MicroRNA‑9‑5p increases the sensitivity of colorectal cancer cells to 5‑fluorouracil by downregulating high mobility group A2 expression
- Huizhe Zheng
- Bin Yan
- Qi Wu
- Jingli Zhang
Affiliations: Department of Pathology, Hongqi Hospital Affiliated to Mudanjiang Medical University, Mudanjiang, Heilongjiang 157011, P.R. China, Department of Rheumatology and Immunology, Hongqi Hospital Affiliated to Mudanjiang Medical University, Mudanjiang, Heilongjiang 157011, P.R. China
- Published online on: January 26, 2021 https://doi.org/10.3892/ol.2021.12496
Copyright: © Zheng
et al. This is an open access article distributed under the
terms of Creative
Commons Attribution License.
Views: 0 (Spandidos Publications: | PMC Statistics: )
Total PDF Downloads: 0 (Spandidos Publications: | PMC Statistics: )
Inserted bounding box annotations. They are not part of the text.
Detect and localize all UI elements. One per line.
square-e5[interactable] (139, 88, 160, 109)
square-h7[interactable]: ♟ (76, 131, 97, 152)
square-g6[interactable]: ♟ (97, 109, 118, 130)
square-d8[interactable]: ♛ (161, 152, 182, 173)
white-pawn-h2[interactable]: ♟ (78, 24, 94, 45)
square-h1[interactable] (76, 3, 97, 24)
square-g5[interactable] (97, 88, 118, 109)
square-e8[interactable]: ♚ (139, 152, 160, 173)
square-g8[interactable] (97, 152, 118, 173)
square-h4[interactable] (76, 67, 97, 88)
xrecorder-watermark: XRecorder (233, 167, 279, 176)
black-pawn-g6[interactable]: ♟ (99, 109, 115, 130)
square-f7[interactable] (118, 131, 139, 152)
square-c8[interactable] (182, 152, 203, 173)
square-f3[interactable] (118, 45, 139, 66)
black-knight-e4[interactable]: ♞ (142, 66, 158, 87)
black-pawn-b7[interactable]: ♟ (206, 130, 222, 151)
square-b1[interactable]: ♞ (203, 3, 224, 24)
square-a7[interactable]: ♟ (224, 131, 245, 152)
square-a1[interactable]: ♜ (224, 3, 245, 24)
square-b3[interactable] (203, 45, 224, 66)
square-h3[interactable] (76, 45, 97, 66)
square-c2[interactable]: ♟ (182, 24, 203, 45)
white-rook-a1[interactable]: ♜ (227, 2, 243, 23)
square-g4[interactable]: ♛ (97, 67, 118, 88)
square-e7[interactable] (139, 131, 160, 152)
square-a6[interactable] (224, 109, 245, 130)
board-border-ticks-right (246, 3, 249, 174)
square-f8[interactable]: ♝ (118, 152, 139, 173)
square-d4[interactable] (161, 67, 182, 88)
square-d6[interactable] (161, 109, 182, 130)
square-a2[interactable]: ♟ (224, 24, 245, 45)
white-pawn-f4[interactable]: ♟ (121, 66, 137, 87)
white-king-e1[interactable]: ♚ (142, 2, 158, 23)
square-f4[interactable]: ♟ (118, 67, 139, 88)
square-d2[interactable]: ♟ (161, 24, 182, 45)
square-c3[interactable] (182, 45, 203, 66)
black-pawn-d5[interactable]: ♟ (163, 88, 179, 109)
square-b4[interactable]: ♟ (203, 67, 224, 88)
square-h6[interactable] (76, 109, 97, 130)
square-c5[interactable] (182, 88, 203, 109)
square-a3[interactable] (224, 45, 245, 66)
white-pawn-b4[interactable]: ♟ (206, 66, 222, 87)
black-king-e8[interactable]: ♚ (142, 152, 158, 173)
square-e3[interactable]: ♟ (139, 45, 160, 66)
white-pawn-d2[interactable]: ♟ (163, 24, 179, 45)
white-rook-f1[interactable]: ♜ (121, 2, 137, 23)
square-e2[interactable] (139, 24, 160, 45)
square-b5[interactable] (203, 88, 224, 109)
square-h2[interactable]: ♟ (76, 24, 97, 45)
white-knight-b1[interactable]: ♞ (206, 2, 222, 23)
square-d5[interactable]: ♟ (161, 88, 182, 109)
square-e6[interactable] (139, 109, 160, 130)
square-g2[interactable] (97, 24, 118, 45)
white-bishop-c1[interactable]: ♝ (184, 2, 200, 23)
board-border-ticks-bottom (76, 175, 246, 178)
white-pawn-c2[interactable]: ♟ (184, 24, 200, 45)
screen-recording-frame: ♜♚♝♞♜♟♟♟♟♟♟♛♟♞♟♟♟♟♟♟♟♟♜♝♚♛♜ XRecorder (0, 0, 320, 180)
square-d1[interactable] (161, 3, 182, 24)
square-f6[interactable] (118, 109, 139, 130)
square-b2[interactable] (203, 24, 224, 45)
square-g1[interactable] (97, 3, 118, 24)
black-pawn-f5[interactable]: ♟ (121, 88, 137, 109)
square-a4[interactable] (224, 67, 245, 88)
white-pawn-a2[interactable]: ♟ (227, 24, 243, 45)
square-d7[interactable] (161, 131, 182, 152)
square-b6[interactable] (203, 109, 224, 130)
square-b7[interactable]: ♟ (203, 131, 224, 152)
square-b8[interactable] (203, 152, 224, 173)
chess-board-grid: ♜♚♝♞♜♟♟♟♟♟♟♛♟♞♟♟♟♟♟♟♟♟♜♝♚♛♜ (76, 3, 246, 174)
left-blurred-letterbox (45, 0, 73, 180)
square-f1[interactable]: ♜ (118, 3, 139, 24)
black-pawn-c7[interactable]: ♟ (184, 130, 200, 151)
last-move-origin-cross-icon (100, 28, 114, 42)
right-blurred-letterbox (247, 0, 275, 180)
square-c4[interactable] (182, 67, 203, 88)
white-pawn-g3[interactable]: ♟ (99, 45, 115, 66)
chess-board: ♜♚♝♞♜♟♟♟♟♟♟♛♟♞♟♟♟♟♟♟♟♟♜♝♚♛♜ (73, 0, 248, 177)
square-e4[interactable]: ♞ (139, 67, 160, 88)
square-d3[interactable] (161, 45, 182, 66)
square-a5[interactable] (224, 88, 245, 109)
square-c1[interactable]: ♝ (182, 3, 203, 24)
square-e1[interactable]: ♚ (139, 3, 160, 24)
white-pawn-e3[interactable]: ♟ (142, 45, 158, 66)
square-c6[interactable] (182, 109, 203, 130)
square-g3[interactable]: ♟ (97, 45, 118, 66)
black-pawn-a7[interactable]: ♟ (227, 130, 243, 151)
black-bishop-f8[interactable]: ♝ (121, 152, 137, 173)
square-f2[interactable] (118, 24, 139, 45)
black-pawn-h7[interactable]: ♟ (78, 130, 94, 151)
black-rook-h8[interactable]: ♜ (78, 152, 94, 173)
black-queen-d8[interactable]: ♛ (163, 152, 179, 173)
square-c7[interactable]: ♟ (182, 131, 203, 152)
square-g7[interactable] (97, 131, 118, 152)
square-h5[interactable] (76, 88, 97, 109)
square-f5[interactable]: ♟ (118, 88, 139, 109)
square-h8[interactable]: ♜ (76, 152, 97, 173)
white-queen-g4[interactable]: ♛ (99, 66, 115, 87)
This article is mentioned in:
Chemotherapy drug 5‑fluorouracil (5‑FU) is the first‑line treatment for colorectal cancer (CRC); however, 5‑FU resistance decreases CRC therapeutic efficiency. A previous study revealed that microRNA (miR)‑9‑5p serves an antitumor effect in CRC. However, the effect of miR‑9‑5p in CRC chemoresistance remains unknown. In the present study, two CRC cell lines, including HT‑29 and HCT‑116 cells, were used to investigate the impact of miR‑9‑5p in overcoming 5‑FU resistance. The results revealed that treatment with 5‑FU decreased CRC cell viability and upregulated miR‑9‑5p expression in both CRC cells. Knockdown of miR‑9‑5p decreased HCT‑116 cell sensitivity to 5‑FU and inhibited apoptosis. By contrast, miR‑9‑5p overexpression enhanced the sensitivity of HT‑29 cells to 5‑FU and induced apoptosis. Additionally, it was confirmed that miR‑9‑5p directly targeted high mobility group A2 (HMGA2). HMGA2 overexpression reversed miR‑9‑5p‑induced HT‑29 apoptosis. The present study indicated that miR‑9‑5p enhanced the sensitivity of CRC cells to 5‑FU via downregulating HMGA2 expression.